About that notion that one band’s energy can take over a whole festival: On the final night of this year’s NOS Alive, Pearl Jam was headlining. I’ve come across Pearl Jam at a couple of festivals over the last 10 or 12 years, and it’s always the same. The day they play, you will see a million T-shirts with old ’90s PJ art. You will see a crowd far bigger than any other headliner’s cram into the main field, early, as if the entire festival has gathered for this one act. Like Foo Fighters at last year’s NOS Alive, all roads led to Pearl Jam on Saturday.

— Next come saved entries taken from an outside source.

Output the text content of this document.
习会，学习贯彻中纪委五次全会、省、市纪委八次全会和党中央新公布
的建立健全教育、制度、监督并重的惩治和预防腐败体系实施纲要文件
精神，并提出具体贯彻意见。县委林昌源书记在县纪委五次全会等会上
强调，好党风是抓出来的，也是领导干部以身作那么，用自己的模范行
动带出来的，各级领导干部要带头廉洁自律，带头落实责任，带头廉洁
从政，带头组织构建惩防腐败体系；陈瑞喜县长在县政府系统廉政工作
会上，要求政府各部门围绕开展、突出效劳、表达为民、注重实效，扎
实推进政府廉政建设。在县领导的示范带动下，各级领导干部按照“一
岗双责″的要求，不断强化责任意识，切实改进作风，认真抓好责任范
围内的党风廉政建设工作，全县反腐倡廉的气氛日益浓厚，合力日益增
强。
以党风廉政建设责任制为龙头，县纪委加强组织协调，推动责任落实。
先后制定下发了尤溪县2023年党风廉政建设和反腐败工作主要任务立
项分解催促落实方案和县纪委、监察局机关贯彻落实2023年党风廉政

Now, there was still a lot of stuff to check out otherwise. Alice In Chains dutifully but effectively ran through most of their classic songs, and Colombian pop singer Lao Ra stood out as one of the artists you’re less likely to encounter at an American festival. Franz Ferdinand, making everyone feel old with the realization that they were one of the more legacy-leaning names of the weekend, played a take-no-prisoners, fiery set that left you with the impression that they’re surreptitiously one of the most gratifying rock bands of their generation to catch onstage.
There was certainly a fervor for Jack White when he appeared afterwards, but it still didn’t feel quite as intense as what happened next for Pearl Jam. Arriving onstage around 11:30, the ’90s legends started the set with a slow-burn feint in the form of Yield’s “Low Light.” But then they went right into “Betterman” and didn’t really let up for most of the set, charging through “Go” and “Do The Evolution,” inciting soaring singalongs to “Given To Fly” and “Corduroy,” and offering a moving set closer in “Rearviewmirror.”

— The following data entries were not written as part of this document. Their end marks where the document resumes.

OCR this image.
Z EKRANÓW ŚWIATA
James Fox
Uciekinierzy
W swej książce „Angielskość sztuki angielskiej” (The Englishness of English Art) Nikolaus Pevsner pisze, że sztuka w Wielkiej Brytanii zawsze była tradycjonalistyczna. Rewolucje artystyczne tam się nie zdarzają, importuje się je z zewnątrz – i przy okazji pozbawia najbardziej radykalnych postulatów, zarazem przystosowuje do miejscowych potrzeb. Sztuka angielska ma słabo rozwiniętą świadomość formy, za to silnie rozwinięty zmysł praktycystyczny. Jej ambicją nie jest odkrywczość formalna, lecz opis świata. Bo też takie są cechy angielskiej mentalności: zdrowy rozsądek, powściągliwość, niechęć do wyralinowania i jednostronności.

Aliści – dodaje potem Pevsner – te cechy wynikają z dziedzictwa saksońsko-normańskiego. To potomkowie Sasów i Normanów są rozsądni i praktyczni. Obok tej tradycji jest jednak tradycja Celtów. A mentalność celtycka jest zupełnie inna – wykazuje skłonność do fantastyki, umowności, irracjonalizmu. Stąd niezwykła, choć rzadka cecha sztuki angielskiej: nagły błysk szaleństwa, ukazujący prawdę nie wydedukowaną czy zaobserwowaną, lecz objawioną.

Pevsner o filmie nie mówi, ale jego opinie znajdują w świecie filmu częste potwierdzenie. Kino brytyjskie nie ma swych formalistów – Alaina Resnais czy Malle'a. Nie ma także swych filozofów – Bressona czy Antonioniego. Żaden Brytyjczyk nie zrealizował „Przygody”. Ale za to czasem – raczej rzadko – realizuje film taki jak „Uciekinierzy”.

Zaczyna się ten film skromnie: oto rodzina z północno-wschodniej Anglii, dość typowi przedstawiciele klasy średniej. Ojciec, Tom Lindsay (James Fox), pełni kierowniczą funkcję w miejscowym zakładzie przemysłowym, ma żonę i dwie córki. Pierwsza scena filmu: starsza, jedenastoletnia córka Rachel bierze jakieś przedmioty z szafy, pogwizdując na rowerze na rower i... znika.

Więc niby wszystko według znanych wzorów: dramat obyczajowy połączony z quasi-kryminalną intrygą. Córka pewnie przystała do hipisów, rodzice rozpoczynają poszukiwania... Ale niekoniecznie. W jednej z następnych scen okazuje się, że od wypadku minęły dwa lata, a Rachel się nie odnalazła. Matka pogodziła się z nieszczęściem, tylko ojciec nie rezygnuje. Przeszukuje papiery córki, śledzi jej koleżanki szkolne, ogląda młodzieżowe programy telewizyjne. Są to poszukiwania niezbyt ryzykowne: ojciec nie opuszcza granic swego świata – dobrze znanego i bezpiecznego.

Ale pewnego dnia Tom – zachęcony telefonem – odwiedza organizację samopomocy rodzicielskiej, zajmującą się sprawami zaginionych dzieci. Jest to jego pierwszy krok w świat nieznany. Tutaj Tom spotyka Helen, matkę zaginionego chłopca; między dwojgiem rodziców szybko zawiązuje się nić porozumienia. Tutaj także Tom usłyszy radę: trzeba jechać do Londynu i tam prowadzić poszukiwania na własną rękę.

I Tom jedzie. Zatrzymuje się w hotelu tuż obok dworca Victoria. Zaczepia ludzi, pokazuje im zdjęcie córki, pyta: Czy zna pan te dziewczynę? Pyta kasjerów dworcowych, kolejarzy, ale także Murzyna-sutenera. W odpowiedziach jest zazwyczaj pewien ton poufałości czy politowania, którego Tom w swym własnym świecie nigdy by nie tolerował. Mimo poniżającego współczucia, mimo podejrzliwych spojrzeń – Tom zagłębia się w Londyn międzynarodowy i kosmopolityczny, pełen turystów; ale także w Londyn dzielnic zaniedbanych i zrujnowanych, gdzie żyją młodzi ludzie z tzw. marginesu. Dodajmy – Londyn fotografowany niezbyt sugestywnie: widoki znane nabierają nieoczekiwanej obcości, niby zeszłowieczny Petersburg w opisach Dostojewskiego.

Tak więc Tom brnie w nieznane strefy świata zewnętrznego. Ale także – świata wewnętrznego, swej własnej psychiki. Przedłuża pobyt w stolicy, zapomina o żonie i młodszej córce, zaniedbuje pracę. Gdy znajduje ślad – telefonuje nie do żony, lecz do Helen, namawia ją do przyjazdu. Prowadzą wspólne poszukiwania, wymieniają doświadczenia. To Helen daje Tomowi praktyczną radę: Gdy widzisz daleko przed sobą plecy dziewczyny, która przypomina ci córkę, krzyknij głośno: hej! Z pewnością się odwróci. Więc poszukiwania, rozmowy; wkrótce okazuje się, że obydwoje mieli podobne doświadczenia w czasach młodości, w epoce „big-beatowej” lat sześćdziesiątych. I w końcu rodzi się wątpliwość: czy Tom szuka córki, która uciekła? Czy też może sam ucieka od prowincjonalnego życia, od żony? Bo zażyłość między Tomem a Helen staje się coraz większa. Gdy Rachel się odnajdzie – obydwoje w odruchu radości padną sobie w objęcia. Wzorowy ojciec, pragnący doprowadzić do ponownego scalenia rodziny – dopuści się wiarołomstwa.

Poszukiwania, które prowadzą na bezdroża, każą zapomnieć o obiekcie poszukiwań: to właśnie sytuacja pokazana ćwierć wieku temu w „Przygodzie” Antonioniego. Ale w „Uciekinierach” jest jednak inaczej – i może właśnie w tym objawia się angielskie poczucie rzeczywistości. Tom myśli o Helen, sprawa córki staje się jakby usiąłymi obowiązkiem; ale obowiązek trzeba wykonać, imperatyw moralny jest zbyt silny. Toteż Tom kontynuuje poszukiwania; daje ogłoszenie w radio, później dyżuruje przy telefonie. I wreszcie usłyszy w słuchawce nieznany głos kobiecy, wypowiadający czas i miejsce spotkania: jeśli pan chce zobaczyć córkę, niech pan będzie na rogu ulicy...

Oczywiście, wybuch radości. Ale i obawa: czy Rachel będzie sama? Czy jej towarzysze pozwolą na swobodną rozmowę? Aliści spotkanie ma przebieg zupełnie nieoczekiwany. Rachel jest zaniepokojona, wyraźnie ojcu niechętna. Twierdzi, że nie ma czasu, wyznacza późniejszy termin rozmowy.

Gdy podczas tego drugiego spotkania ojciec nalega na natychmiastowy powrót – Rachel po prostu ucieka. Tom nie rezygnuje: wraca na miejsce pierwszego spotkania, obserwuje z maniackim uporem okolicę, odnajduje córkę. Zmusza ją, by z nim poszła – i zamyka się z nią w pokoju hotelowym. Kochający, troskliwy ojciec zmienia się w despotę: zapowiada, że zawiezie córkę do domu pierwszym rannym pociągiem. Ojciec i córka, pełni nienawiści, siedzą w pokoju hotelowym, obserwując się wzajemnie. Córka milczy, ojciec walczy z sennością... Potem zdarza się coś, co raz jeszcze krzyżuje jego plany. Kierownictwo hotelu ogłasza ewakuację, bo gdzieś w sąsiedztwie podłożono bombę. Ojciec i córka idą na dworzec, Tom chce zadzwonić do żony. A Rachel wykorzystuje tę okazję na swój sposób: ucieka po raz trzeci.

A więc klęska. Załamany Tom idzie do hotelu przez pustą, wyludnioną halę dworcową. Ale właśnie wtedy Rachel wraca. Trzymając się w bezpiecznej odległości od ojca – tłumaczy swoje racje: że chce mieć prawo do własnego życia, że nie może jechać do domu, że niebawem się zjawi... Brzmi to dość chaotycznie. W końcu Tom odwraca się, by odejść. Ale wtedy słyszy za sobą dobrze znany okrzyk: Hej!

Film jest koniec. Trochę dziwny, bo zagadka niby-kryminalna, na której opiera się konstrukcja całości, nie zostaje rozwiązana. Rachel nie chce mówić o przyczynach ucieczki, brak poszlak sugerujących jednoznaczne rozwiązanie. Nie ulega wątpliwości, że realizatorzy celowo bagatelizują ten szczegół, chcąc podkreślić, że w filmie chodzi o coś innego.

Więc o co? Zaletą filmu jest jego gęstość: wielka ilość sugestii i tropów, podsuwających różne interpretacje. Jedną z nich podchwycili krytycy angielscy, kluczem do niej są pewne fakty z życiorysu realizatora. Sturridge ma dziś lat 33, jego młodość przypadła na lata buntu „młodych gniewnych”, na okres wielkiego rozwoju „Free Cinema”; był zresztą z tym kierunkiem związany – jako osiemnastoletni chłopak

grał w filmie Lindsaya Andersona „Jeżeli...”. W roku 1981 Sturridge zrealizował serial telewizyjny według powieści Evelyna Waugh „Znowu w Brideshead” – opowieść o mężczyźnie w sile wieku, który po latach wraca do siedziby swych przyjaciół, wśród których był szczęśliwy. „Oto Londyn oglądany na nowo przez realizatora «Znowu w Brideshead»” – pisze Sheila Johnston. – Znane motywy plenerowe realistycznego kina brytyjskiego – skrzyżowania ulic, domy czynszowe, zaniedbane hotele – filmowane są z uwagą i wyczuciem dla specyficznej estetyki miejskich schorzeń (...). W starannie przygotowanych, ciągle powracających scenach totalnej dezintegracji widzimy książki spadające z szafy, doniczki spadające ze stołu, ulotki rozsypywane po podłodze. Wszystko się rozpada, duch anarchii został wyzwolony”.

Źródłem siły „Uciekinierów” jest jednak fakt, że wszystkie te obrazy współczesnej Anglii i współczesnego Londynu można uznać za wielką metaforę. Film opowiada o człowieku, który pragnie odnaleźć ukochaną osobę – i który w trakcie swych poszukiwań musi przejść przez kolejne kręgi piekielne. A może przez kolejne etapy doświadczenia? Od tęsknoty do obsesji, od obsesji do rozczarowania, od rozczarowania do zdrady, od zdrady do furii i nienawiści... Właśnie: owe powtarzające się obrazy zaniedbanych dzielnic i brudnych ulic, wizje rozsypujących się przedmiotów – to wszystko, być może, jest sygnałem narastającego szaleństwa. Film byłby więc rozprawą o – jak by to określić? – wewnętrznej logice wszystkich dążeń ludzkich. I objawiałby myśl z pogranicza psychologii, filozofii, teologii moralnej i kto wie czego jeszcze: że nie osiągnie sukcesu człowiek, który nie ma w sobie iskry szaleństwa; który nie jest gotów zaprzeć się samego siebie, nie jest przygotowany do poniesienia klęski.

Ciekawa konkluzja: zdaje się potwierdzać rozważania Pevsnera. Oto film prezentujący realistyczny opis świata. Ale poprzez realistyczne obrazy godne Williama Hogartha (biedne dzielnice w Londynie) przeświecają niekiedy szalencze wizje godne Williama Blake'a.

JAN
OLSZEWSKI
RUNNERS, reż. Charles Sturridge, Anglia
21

You could quibble with some of their decisions — are back-to-back covers of “Imagine” and “Comfortably Numb” necessary within the confines of a festival set? But those were small concerns in the end. Pearl Jam’s set toed the line between the big, widescreen crowd-pleasing approach, and little touches for longtime fans. They played their beloved B-side “Down.” They played a furious, transporting “In My Tree” — a standout from No Code and one of their best songs — right into “Black.” And at the end of it all, they did “Alive” and brought Jack White out to assist in covering “Rockin’ In The Free World.” It was the kind of festival set that left everyone else decimated. It was the kind of festival set you walk away from saying “Well, that’s how it’s done.”

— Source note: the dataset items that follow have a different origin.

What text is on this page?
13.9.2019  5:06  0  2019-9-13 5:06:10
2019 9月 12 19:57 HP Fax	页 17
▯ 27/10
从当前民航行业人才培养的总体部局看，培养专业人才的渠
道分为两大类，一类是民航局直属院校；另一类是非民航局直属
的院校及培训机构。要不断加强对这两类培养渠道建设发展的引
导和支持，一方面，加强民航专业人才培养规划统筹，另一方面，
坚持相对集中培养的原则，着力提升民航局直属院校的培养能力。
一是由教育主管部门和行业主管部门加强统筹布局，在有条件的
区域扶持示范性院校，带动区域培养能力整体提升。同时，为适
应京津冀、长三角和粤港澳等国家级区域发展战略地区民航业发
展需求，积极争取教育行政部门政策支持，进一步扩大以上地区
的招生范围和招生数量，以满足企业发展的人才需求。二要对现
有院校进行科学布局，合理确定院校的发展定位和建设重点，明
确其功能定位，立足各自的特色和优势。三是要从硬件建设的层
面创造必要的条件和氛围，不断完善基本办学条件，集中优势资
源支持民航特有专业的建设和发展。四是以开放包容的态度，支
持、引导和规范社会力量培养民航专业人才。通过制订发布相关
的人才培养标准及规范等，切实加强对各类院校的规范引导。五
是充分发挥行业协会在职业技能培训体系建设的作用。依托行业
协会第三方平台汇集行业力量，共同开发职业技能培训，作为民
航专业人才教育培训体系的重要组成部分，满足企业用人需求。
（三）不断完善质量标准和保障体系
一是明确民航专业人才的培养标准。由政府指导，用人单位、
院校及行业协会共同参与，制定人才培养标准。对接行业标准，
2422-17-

Given, once more there were nice additions for late night sets in the tents. (One other nice thing about NOS Alive is they still have bands on in the middle of the night, rather than some other festivals’ tendency to approximate a club vibe with a slew of DJs once it’s hit two or three in the morning.) MGMT and Perfume Genius were still to come for those who could stick around. But at that point, the highs of the festival were already established. Pearl Jam, and the other guitar-driven headliners, had left their impression: NOS Alive 2018 had ended as it begun, with a kind of catharsis and magnitude specific to rock music.